Gardez-le-moi, ô fleurs du matin, ce secret que je vous ai confié. Maintenant il s'est échappé de mon âme!.. Pour qu'il n'y rentre jamais, enfermez-le, ô fleurs, dans vos calices. (Elle monte de quelques pas.) Et vous, Ombres ancestrales, que j'implore une dernière fois, secourez votre fille impuissante à triompher de soi-même. Rendez invulnérable mon cœur, puisque vous m'avez appelée à la mission souveraine; donnez-moi la force de repousser tout ce qui n'est pas ma noble tâche. Oh! faites que je ne songe plus qu'à «la coupe trop pleine qu'il faut porter sans qu'elle déborde!»

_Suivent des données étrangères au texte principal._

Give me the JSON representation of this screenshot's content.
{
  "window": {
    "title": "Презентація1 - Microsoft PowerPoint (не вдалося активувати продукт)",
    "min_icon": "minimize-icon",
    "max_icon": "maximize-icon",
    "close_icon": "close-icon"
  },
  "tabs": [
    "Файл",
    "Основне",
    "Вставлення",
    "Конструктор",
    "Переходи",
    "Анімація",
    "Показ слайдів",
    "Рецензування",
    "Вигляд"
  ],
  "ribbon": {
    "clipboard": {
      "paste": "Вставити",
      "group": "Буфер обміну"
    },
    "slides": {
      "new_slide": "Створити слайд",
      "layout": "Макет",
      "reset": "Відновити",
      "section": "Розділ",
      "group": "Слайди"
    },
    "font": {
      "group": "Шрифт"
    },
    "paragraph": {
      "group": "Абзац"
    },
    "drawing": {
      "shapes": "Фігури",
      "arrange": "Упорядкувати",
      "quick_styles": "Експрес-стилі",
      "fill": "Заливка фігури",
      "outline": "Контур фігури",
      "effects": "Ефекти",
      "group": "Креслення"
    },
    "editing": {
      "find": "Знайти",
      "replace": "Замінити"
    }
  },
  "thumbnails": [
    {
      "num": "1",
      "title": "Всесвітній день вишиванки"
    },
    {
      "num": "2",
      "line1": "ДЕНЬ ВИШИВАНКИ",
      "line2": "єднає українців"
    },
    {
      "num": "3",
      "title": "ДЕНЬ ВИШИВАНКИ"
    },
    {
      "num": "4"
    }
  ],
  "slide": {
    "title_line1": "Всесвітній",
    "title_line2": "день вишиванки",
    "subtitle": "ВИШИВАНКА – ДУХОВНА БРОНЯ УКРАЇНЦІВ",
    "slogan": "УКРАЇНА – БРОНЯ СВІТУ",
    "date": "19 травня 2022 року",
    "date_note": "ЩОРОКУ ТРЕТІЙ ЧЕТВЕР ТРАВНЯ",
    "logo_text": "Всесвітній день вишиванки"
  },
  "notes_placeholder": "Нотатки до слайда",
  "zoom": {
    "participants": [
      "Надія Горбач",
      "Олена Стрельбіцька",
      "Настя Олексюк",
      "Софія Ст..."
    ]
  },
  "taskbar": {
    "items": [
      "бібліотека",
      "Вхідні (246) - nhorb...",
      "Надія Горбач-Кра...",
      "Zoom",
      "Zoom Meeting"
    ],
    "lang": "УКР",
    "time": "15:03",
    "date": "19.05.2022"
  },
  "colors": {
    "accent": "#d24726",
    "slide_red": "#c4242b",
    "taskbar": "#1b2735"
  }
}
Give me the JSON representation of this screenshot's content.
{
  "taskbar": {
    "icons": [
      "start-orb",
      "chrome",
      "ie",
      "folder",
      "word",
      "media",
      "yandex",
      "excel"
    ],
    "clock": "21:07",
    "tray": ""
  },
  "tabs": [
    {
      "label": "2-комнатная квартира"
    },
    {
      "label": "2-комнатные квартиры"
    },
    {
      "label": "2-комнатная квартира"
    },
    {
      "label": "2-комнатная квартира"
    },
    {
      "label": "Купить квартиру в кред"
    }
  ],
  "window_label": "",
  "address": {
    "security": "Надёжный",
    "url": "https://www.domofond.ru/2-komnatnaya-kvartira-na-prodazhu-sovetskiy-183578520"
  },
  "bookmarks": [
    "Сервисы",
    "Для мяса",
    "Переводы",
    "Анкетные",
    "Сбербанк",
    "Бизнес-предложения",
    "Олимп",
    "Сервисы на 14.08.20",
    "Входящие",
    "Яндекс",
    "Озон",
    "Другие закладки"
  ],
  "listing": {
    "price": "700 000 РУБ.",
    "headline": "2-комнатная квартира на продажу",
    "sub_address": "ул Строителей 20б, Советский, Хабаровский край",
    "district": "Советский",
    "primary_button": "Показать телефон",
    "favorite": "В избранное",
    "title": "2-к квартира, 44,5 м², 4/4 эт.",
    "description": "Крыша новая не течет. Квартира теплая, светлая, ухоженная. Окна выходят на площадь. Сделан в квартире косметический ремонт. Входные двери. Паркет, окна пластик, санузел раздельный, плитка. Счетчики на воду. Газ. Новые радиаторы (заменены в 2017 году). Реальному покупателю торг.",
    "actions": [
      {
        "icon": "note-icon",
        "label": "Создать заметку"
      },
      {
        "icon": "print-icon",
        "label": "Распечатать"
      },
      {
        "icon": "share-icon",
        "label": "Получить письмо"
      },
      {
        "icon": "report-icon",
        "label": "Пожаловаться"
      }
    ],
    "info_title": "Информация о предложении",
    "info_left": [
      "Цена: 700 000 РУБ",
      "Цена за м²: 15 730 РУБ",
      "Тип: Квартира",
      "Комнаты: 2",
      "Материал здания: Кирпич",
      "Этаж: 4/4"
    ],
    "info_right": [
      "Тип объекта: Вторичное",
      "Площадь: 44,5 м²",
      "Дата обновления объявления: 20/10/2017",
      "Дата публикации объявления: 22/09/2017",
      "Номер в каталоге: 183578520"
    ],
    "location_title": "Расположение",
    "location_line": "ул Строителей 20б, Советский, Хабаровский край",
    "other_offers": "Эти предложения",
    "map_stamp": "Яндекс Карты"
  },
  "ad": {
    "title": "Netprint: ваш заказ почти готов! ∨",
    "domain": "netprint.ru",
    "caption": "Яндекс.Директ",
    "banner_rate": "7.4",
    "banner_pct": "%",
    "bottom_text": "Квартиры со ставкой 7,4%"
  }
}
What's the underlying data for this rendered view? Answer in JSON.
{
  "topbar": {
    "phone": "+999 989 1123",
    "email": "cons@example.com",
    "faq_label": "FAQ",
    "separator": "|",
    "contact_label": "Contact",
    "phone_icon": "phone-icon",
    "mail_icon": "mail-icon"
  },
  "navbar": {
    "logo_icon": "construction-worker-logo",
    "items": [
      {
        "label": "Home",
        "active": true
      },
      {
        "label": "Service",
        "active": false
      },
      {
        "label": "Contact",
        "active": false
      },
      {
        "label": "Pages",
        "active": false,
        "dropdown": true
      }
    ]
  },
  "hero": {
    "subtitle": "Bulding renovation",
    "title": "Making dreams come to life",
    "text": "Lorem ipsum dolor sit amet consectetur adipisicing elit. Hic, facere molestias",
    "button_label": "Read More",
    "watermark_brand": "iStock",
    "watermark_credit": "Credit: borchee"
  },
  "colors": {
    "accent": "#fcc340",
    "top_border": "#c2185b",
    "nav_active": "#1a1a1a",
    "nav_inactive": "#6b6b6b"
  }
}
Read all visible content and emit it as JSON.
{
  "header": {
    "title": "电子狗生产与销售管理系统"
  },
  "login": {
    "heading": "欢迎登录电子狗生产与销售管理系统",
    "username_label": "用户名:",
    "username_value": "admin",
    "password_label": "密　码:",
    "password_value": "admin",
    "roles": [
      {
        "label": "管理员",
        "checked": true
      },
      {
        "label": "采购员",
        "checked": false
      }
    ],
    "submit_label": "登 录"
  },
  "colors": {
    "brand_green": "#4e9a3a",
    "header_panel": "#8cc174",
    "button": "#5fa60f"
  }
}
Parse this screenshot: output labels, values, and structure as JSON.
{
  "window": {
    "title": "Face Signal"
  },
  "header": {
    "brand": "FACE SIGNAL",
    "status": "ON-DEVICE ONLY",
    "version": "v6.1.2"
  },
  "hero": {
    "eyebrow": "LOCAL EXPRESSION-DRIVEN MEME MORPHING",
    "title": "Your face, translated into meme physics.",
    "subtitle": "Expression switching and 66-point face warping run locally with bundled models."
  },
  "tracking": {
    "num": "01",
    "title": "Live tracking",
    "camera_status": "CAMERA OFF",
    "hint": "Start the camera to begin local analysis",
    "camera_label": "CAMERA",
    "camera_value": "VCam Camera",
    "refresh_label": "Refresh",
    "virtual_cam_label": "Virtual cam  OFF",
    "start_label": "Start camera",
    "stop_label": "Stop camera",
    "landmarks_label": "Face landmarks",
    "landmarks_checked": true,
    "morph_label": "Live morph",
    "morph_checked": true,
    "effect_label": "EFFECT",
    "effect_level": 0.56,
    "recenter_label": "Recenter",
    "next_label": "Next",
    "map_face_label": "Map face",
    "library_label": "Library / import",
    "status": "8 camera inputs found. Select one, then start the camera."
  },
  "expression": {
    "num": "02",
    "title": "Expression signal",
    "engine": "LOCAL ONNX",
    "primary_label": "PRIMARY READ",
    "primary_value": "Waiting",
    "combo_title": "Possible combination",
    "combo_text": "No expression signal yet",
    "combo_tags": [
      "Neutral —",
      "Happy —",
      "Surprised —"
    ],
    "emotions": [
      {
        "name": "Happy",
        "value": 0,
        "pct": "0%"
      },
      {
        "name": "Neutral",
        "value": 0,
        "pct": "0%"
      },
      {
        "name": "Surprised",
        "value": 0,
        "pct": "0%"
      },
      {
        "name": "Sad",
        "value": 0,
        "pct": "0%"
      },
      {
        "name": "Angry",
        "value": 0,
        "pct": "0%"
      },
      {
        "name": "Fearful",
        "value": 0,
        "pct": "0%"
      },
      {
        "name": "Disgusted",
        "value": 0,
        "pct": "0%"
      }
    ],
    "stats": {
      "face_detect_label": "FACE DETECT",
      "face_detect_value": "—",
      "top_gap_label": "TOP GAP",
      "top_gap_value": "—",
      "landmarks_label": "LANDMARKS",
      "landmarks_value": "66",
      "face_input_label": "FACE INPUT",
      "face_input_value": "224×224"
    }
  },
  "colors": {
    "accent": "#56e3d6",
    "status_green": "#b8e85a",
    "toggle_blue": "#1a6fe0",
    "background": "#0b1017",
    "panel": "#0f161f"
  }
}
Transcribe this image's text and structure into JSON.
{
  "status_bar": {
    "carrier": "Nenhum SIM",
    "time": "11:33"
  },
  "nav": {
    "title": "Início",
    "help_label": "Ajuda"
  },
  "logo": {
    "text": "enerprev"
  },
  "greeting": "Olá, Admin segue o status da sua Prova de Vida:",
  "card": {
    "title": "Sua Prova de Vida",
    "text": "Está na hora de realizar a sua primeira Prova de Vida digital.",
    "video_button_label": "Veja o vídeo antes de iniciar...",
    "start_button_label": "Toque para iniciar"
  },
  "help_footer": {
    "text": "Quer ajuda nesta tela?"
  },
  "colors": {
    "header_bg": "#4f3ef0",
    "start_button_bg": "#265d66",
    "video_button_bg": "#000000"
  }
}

Elle continue de remonter.

SCÈNE VI

PORTE-FLÈCHE, DES SERVITEURS.

Ils entrent précipitamment par le parterre qui est au pied des escaliers. Porte-Flèche, levant la tête, reconnaît l'Impératrice qui s'éloigne par le sentier impérial; il fait un signe d'alarme à ceux qui le suivaient, et tous se jettent terrifiés la face contre terre. Dès qu'Elle a disparu, Porte-Flèche fait signe aux serviteurs de se relever

PORTE-FLÈCHE aux serviteurs.

Mettez le trône ici, et placez ce siège tout auprès, pour le cas où l'Impératrice accorderait à quelque privilégié la faveur de s'asseoir. (A d'autres.) Disposez les parfums dans les cassolettes et que les filles d'honneur n'aient plus qu'à les allumer.

Entrent les gardes. Il les place au pied des escaliers

SCÈNE VII

LES MÊMES, PRINCE-FIDÈLE, ministre et général en chef, PRINCE-AILÉ, général et grand secrétaire, LE PEUPLIER, ministre, LUMIÈRE-VOILÉE, conseiller, CHAMBELLANS, CONSEILLERS, MANDARINS, etc. Ils entrent successivement, puis L'EMPEREUR TARTARE et PUITS-DES-BOIS.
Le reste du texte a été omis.